## Analysis Notebook - differential Gene Expression Analysis

This notebook generates the sex-biased differential gene expression analysis.   Differential Analysis (DE) was performed using voom (Law et.al., 2014) with gene expression counts with associated precision weights, followed by linear modeling and empirical Bayes procedure using limma. 

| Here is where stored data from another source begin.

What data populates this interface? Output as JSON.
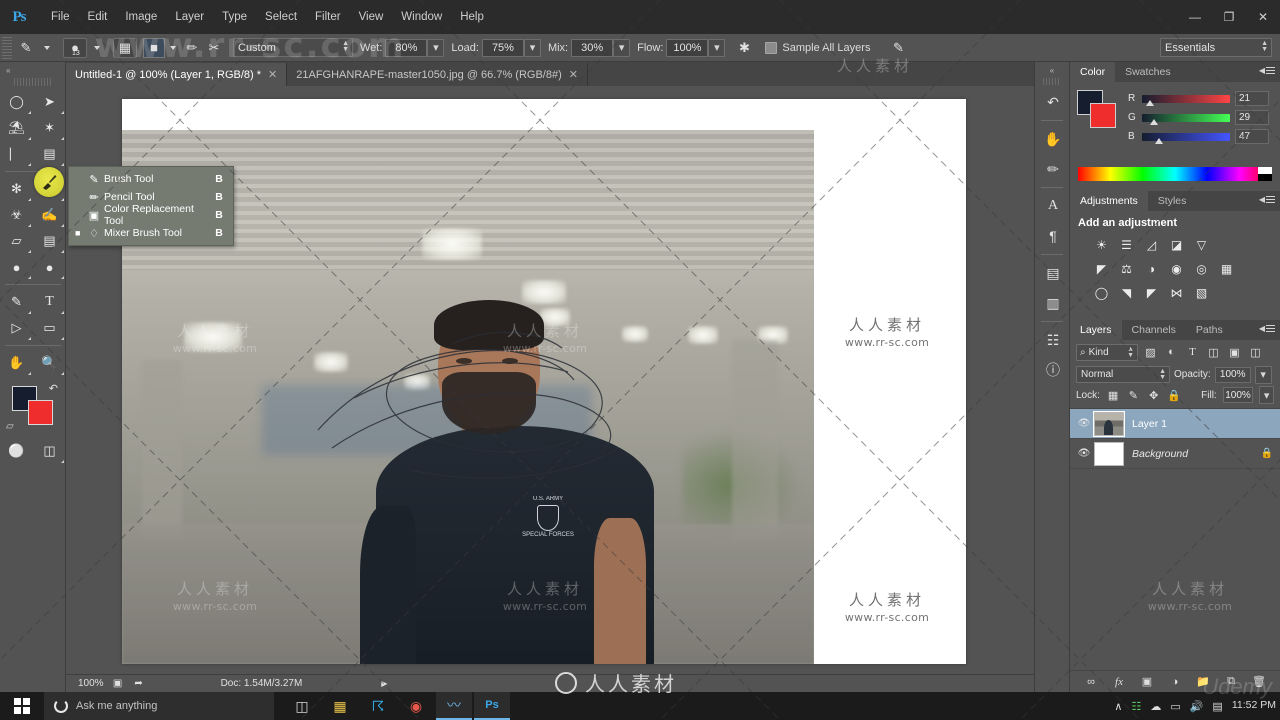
{
  "app": {
    "name": "Adobe Photoshop",
    "logo_text": "Ps",
    "workspace": "Essentials"
  },
  "menubar": {
    "items": [
      "File",
      "Edit",
      "Image",
      "Layer",
      "Type",
      "Select",
      "Filter",
      "View",
      "Window",
      "Help"
    ]
  },
  "window_controls": {
    "minimize": "—",
    "maximize": "❐",
    "close": "✕"
  },
  "options_bar": {
    "brush_size": "13",
    "preset_label": "Custom",
    "wet_label": "Wet:",
    "wet_value": "80%",
    "load_label": "Load:",
    "load_value": "75%",
    "mix_label": "Mix:",
    "mix_value": "30%",
    "flow_label": "Flow:",
    "flow_value": "100%",
    "sample_all_layers": "Sample All Layers"
  },
  "document_tabs": [
    {
      "title": "Untitled-1 @ 100% (Layer 1, RGB/8) *",
      "active": true,
      "close": "✕"
    },
    {
      "title": "21AFGHANRAPE-master1050.jpg @ 66.7% (RGB/8#)",
      "active": false,
      "close": "✕"
    }
  ],
  "tool_flyout": {
    "items": [
      {
        "label": "Brush Tool",
        "shortcut": "B",
        "selected": false
      },
      {
        "label": "Pencil Tool",
        "shortcut": "B",
        "selected": false
      },
      {
        "label": "Color Replacement Tool",
        "shortcut": "B",
        "selected": false
      },
      {
        "label": "Mixer Brush Tool",
        "shortcut": "B",
        "selected": true
      }
    ]
  },
  "toolbar": {
    "collapse": "«",
    "tools": [
      {
        "name": "elliptical-marquee-tool",
        "glyph": "◯"
      },
      {
        "name": "move-tool",
        "glyph": "➤"
      },
      {
        "name": "lasso-tool",
        "glyph": "⌇"
      },
      {
        "name": "magic-wand-tool",
        "glyph": "✦"
      },
      {
        "name": "crop-tool",
        "glyph": "⌸"
      },
      {
        "name": "eyedropper-tool",
        "glyph": "⚖"
      },
      {
        "name": "spot-healing-brush-tool",
        "glyph": "✻"
      },
      {
        "name": "brush-tool",
        "glyph": "✐"
      },
      {
        "name": "clone-stamp-tool",
        "glyph": "⛃"
      },
      {
        "name": "history-brush-tool",
        "glyph": "✎"
      },
      {
        "name": "eraser-tool",
        "glyph": "▱"
      },
      {
        "name": "gradient-tool",
        "glyph": "▤"
      },
      {
        "name": "blur-tool",
        "glyph": "●"
      },
      {
        "name": "dodge-tool",
        "glyph": "◐"
      },
      {
        "name": "pen-tool",
        "glyph": "✒"
      },
      {
        "name": "type-tool",
        "glyph": "T"
      },
      {
        "name": "path-selection-tool",
        "glyph": "➤"
      },
      {
        "name": "rectangle-tool",
        "glyph": "▭"
      },
      {
        "name": "hand-tool",
        "glyph": "✋"
      },
      {
        "name": "zoom-tool",
        "glyph": "⚲"
      }
    ],
    "foreground_color": "#151d2f",
    "background_color": "#ef2d2d",
    "quick_mask": "⊚",
    "screen_mode": "▣"
  },
  "canvas": {
    "zoom": "100%",
    "doc_info": "Doc: 1.54M/3.27M",
    "status_arrow": "▶"
  },
  "icon_rail": {
    "collapse": "«",
    "icons": [
      {
        "name": "history-panel-icon",
        "glyph": "↺"
      },
      {
        "name": "brush-presets-icon",
        "glyph": "⚒"
      },
      {
        "name": "brush-panel-icon",
        "glyph": "✏"
      },
      {
        "name": "character-panel-icon",
        "glyph": "A"
      },
      {
        "name": "paragraph-panel-icon",
        "glyph": "¶"
      },
      {
        "name": "libraries-panel-icon",
        "glyph": "▤"
      },
      {
        "name": "notes-panel-icon",
        "glyph": "▥"
      },
      {
        "name": "properties-panel-icon",
        "glyph": "☷"
      },
      {
        "name": "info-panel-icon",
        "glyph": "ⓘ"
      }
    ]
  },
  "color_panel": {
    "tabs": [
      {
        "label": "Color",
        "active": true
      },
      {
        "label": "Swatches",
        "active": false
      }
    ],
    "channels": [
      {
        "label": "R",
        "value": "21",
        "pct": 8
      },
      {
        "label": "G",
        "value": "29",
        "pct": 11
      },
      {
        "label": "B",
        "value": "47",
        "pct": 18
      }
    ],
    "foreground": "#151d2f",
    "background": "#ef2d2d"
  },
  "adjustments_panel": {
    "tabs": [
      {
        "label": "Adjustments",
        "active": true
      },
      {
        "label": "Styles",
        "active": false
      }
    ],
    "heading": "Add an adjustment",
    "rows": [
      [
        {
          "name": "brightness-contrast-icon",
          "glyph": "☀"
        },
        {
          "name": "levels-icon",
          "glyph": "ᵛ"
        },
        {
          "name": "curves-icon",
          "glyph": "⌐"
        },
        {
          "name": "exposure-icon",
          "glyph": "◨"
        },
        {
          "name": "vibrance-icon",
          "glyph": "▽"
        }
      ],
      [
        {
          "name": "hue-saturation-icon",
          "glyph": "◰"
        },
        {
          "name": "color-balance-icon",
          "glyph": "⚖"
        },
        {
          "name": "black-white-icon",
          "glyph": "◑"
        },
        {
          "name": "photo-filter-icon",
          "glyph": "❀"
        },
        {
          "name": "channel-mixer-icon",
          "glyph": "◎"
        },
        {
          "name": "color-lookup-icon",
          "glyph": "▦"
        }
      ],
      [
        {
          "name": "invert-icon",
          "glyph": "◧"
        },
        {
          "name": "posterize-icon",
          "glyph": "◥"
        },
        {
          "name": "threshold-icon",
          "glyph": "◤"
        },
        {
          "name": "selective-color-icon",
          "glyph": "⋈"
        },
        {
          "name": "gradient-map-icon",
          "glyph": "▧"
        }
      ]
    ]
  },
  "layers_panel": {
    "tabs": [
      {
        "label": "Layers",
        "active": true
      },
      {
        "label": "Channels",
        "active": false
      },
      {
        "label": "Paths",
        "active": false
      }
    ],
    "filter_label": "Kind",
    "filter_icons": [
      {
        "name": "filter-pixel-icon",
        "glyph": "▨"
      },
      {
        "name": "filter-adjustment-icon",
        "glyph": "◐"
      },
      {
        "name": "filter-type-icon",
        "glyph": "T"
      },
      {
        "name": "filter-shape-icon",
        "glyph": "◫"
      },
      {
        "name": "filter-smart-object-icon",
        "glyph": "❐"
      }
    ],
    "blend_mode": "Normal",
    "opacity_label": "Opacity:",
    "opacity_value": "100%",
    "lock_label": "Lock:",
    "lock_icons": [
      {
        "name": "lock-transparent-pixels-icon",
        "glyph": "▒"
      },
      {
        "name": "lock-image-pixels-icon",
        "glyph": "✐"
      },
      {
        "name": "lock-position-icon",
        "glyph": "✥"
      },
      {
        "name": "lock-all-icon",
        "glyph": "ὑ2"
      }
    ],
    "fill_label": "Fill:",
    "fill_value": "100%",
    "layers": [
      {
        "name": "Layer 1",
        "selected": true,
        "visible": true,
        "locked": false,
        "thumb": "image"
      },
      {
        "name": "Background",
        "selected": false,
        "visible": true,
        "locked": true,
        "thumb": "white"
      }
    ],
    "footer_icons": [
      {
        "name": "link-layers-icon",
        "glyph": "⚭"
      },
      {
        "name": "layer-style-icon",
        "glyph": "fx"
      },
      {
        "name": "layer-mask-icon",
        "glyph": "▣"
      },
      {
        "name": "new-adjustment-layer-icon",
        "glyph": "◑"
      },
      {
        "name": "new-group-icon",
        "glyph": "▱"
      },
      {
        "name": "new-layer-icon",
        "glyph": "⧉"
      },
      {
        "name": "delete-layer-icon",
        "glyph": "Ὕ1"
      }
    ]
  },
  "taskbar": {
    "search_placeholder": "Ask me anything",
    "apps": [
      {
        "name": "taskview-icon",
        "glyph": "▣",
        "running": false
      },
      {
        "name": "store-icon",
        "glyph": "▦",
        "running": false
      },
      {
        "name": "skype-icon",
        "glyph": "Ⓢ",
        "running": false
      },
      {
        "name": "chrome-icon",
        "glyph": "◉",
        "running": false
      },
      {
        "name": "audacity-icon",
        "glyph": "〰",
        "running": true
      },
      {
        "name": "photoshop-icon",
        "glyph": "Ps",
        "running": true
      }
    ],
    "tray": [
      {
        "name": "show-hidden-icons",
        "glyph": "∧"
      },
      {
        "name": "network-icon",
        "glyph": "☷"
      },
      {
        "name": "onedrive-icon",
        "glyph": "☁"
      },
      {
        "name": "display-icon",
        "glyph": "▭"
      },
      {
        "name": "volume-icon",
        "glyph": "ὐa"
      },
      {
        "name": "action-center-icon",
        "glyph": "▤"
      }
    ],
    "clock": "11:52 PM"
  },
  "watermark": {
    "cn": "人人素材",
    "url": "www.rr-sc.com",
    "udemy": "Udemy"
  }
}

Within each tissue, the following linear regression model was used to detec secually dimorphic alternative splicing event expression:


           y = B0 + B1 sex + B2 age + B3 RIN + B4 Ischemia + epsilon (error)
           
where y is the gene expression to be modeled sex denotes the reported sex of the subject.   The function named `fit_tissue()` performs this analysis and accepts two arguments, the `tissue` and an `object` and create the **model matrix** based  that tissue's sex. We will perform a linear fit after calculating normal factors (based on the library size) and calculate the dispersion using `voom` (mean variance model of dispersion). We are saving the resulting matrixes as files.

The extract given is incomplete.